Russia said the IEA’s plan could push oil to $200 per barrel. Even the IEA itself said the targets in the roadmap were going to be challenging. And yet, the people who will foot the bill for the energy transition are being told nothing about challenges. Bjorn Lomborg, environmentalist and president of the Copenhagen Consensus, recently addressed this discrepancy between the public narrative and the realities of the energy transition in this article for the Financial Post. In it, Lomborg noted the paradoxical claims that, on the one hand, net-zero will be the most challenging thing humankind has ever had to do (per IEA) and, on the other, “No one is being asked for a sacrifice” (per John Kerry, President Biden’s climate envoy).
“George Orwell called this willingness to espouse contradictory claims doublethink,” Lomborg noted in his article, adding that
“It is politically expedient and gets climate-alarmed politicians reelected. But if we want to fix climate change, we need honesty. Currently promised climate policies will be incredibly expensive.”
The cost of the transition is one area that proponents of fast-tracking net-zero plans are shy about discussing. There is, for example, a lot of reporting on the cost declines in solar and wind technology, but there is little about solar and wind waste, which is turning into a problem already.
A recent article in the Harvard Business Review addressed this problem bluntly. The essence of the problem is that official reports about solar power deployment—and consequent waste—are based on the assumption that all panels now in operation will live through the end of their productive lives, which is not the case in reality, the authors note.
The International Renewable Energy Agency, for instance, admits that large amounts of solar panel waste could be generated in a decade but, the authors of the HBR article write, these large amounts of waste will, in fact, be generated much sooner because people are being actively encouraged to swap their old panels for new, more efficient ones. Most solar panels, in other words, will not live through the end of their productive lives.
Waste is only one cost aspect of the energy transition that doesn’t get talked about much. There is also the issue of critical minerals that are used in EV batteries and that are going to become a lot more expensive than they are now because of the projected massive demand increase resulting from the push to replace ICE vehicles with electric ones.
There are already warnings that lithium supply is about to tighten further because of insufficient investment in new output. This will push the price of the battery metal even higher. This means EV batteries will become more expensive and, consequently, EVs, too, will cost more. Following the course governments have been following so far with regard to EVs, more expensive EVs will mean more subsidies for their potential buyers. More subsidies, for their part, would eventually mean higher taxes for everyone in the respective country because that’s where the money for subsidies comes from.

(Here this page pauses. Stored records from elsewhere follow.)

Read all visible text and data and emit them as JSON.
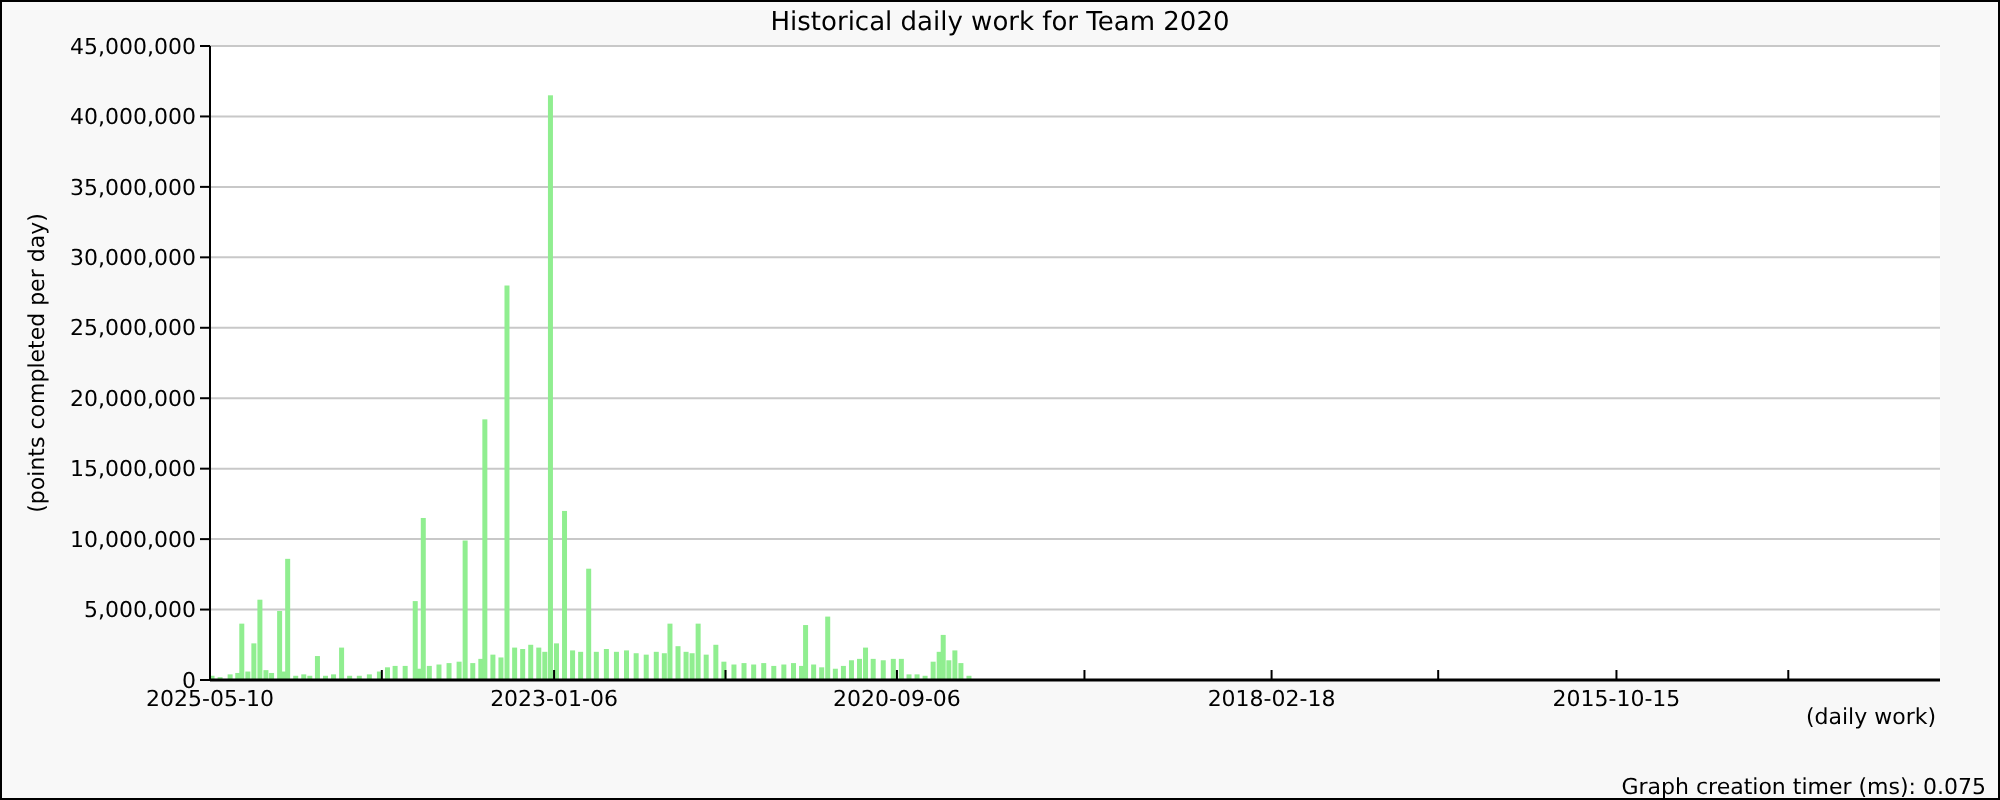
{
  "chart_data": {
    "type": "bar",
    "title": "Historical daily work for Team 2020",
    "ylabel": "(points completed per day)",
    "xlabel": "(daily work)",
    "annotations": [
      "Graph creation timer (ms): 0.075"
    ],
    "x": [
      "2025-05-05",
      "2025-04-15",
      "2025-03-21",
      "2025-03-02",
      "2025-02-20",
      "2025-02-05",
      "2025-01-21",
      "2025-01-06",
      "2024-12-22",
      "2024-12-08",
      "2024-11-18",
      "2024-11-08",
      "2024-10-29",
      "2024-10-09",
      "2024-09-19",
      "2024-09-04",
      "2024-08-16",
      "2024-07-27",
      "2024-07-07",
      "2024-06-17",
      "2024-05-28",
      "2024-05-04",
      "2024-04-09",
      "2024-03-15",
      "2024-02-24",
      "2024-02-05",
      "2024-01-11",
      "2023-12-17",
      "2023-12-07",
      "2023-11-27",
      "2023-11-12",
      "2023-10-19",
      "2023-09-24",
      "2023-08-30",
      "2023-08-15",
      "2023-07-27",
      "2023-07-07",
      "2023-06-27",
      "2023-06-07",
      "2023-05-18",
      "2023-05-03",
      "2023-04-14",
      "2023-03-25",
      "2023-03-05",
      "2023-02-13",
      "2023-01-29",
      "2023-01-15",
      "2022-12-31",
      "2022-12-11",
      "2022-11-21",
      "2022-11-01",
      "2022-10-12",
      "2022-09-23",
      "2022-08-29",
      "2022-08-04",
      "2022-07-10",
      "2022-06-16",
      "2022-05-22",
      "2022-04-27",
      "2022-04-07",
      "2022-03-24",
      "2022-03-04",
      "2022-02-12",
      "2022-01-28",
      "2022-01-13",
      "2021-12-24",
      "2021-11-30",
      "2021-11-10",
      "2021-10-16",
      "2021-09-21",
      "2021-08-28",
      "2021-08-03",
      "2021-07-09",
      "2021-06-14",
      "2021-05-21",
      "2021-05-01",
      "2021-04-21",
      "2021-04-01",
      "2021-03-12",
      "2021-02-25",
      "2021-02-06",
      "2021-01-17",
      "2020-12-28",
      "2020-12-08",
      "2020-11-23",
      "2020-11-04",
      "2020-10-10",
      "2020-09-15",
      "2020-08-26",
      "2020-08-07",
      "2020-07-18",
      "2020-06-28",
      "2020-06-08",
      "2020-05-24",
      "2020-05-14",
      "2020-04-30",
      "2020-04-15",
      "2020-03-31",
      "2020-03-11"
    ],
    "series": [
      {
        "color": "#90ee90",
        "values": [
          300000,
          200000,
          400000,
          500000,
          4000000,
          600000,
          2600000,
          5700000,
          700000,
          500000,
          4900000,
          600000,
          8600000,
          300000,
          400000,
          300000,
          1700000,
          300000,
          400000,
          2300000,
          300000,
          300000,
          400000,
          600000,
          900000,
          1000000,
          1000000,
          5600000,
          800000,
          11500000,
          1000000,
          1100000,
          1200000,
          1300000,
          9900000,
          1200000,
          1500000,
          18500000,
          1800000,
          1600000,
          28000000,
          2300000,
          2200000,
          2500000,
          2300000,
          2000000,
          41500000,
          2600000,
          12000000,
          2100000,
          2000000,
          7900000,
          2000000,
          2200000,
          2000000,
          2100000,
          1900000,
          1800000,
          2000000,
          1900000,
          4000000,
          2400000,
          2000000,
          1900000,
          4000000,
          1800000,
          2500000,
          1300000,
          1100000,
          1200000,
          1100000,
          1200000,
          1000000,
          1100000,
          1200000,
          1000000,
          3900000,
          1100000,
          900000,
          4500000,
          800000,
          1000000,
          1400000,
          1500000,
          2300000,
          1500000,
          1400000,
          1500000,
          1500000,
          400000,
          400000,
          300000,
          1300000,
          2000000,
          3200000,
          1400000,
          2100000,
          1200000,
          300000
        ]
      }
    ],
    "xlim": [
      "2025-05-10",
      "2013-08-02"
    ],
    "xticks": [
      {
        "value": "2025-05-10",
        "label": "2025-05-10"
      },
      {
        "value": "2024-03-09",
        "label": null
      },
      {
        "value": "2023-01-06",
        "label": "2023-01-06"
      },
      {
        "value": "2021-11-06",
        "label": null
      },
      {
        "value": "2020-09-06",
        "label": "2020-09-06"
      },
      {
        "value": "2019-05-29",
        "label": null
      },
      {
        "value": "2018-02-18",
        "label": "2018-02-18"
      },
      {
        "value": "2016-12-31",
        "label": null
      },
      {
        "value": "2015-10-15",
        "label": "2015-10-15"
      },
      {
        "value": "2014-08-14",
        "label": null
      }
    ],
    "ylim": [
      0,
      45000000
    ],
    "yticks": [
      0,
      {
        "value": 5000000,
        "label": "5,000,000"
      },
      {
        "value": 10000000,
        "label": "10,000,000"
      },
      {
        "value": 15000000,
        "label": "15,000,000"
      },
      {
        "value": 20000000,
        "label": "20,000,000"
      },
      {
        "value": 25000000,
        "label": "25,000,000"
      },
      {
        "value": 30000000,
        "label": "30,000,000"
      },
      {
        "value": 35000000,
        "label": "35,000,000"
      },
      {
        "value": 40000000,
        "label": "40,000,000"
      },
      {
        "value": 45000000,
        "label": "45,000,000"
      }
    ],
    "grid": "y"
  }
}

There are plenty of examples of the sacrifices that, according to John Kerry, we won’t need to make, and paying more for energy is only one of them. A more serious sacrifice that does get mentioned occasionally is energy consumption. While some net-zero plans talk about growing energy demand and satisfying it, this is not the case with the IEA report and a few others addressing the topic.
Indeed, the easiest way to reduce our dependence on fossil fuels is to use less of them. This is also true of all energy. The less energy we use, the better it is for the environment. But is it actually possible to somehow convince people to use less energy? Hardly, unless you force them to use less energy, and this is a risky course of action that costs votes to politicians.
What, then, are we to do? According to Lomborg, we need to talk about the challenges of climate change honestly, beginning with the fact that the damages anthropogenic climate change has caused the planet so far are not as dramatic as some computer models suggest. He gives us an example media reports that the 2020 Atlantic hurricane season was the worst in history. Actual data shows that it wasn’t, but this did not get reported.
Honesty is certainly a good start, although it has its own cost and, for politicians, this cost will be high, which is why an honest discussion of climate change is unlikely. Setting more realistic emission goals would be a good step, too. This is also as unlikely as an honest discussion. Lofty goals draw in environmentally conscious—and deeply concerned by media reports—voters.
Realistic goals don’t bring in the votes.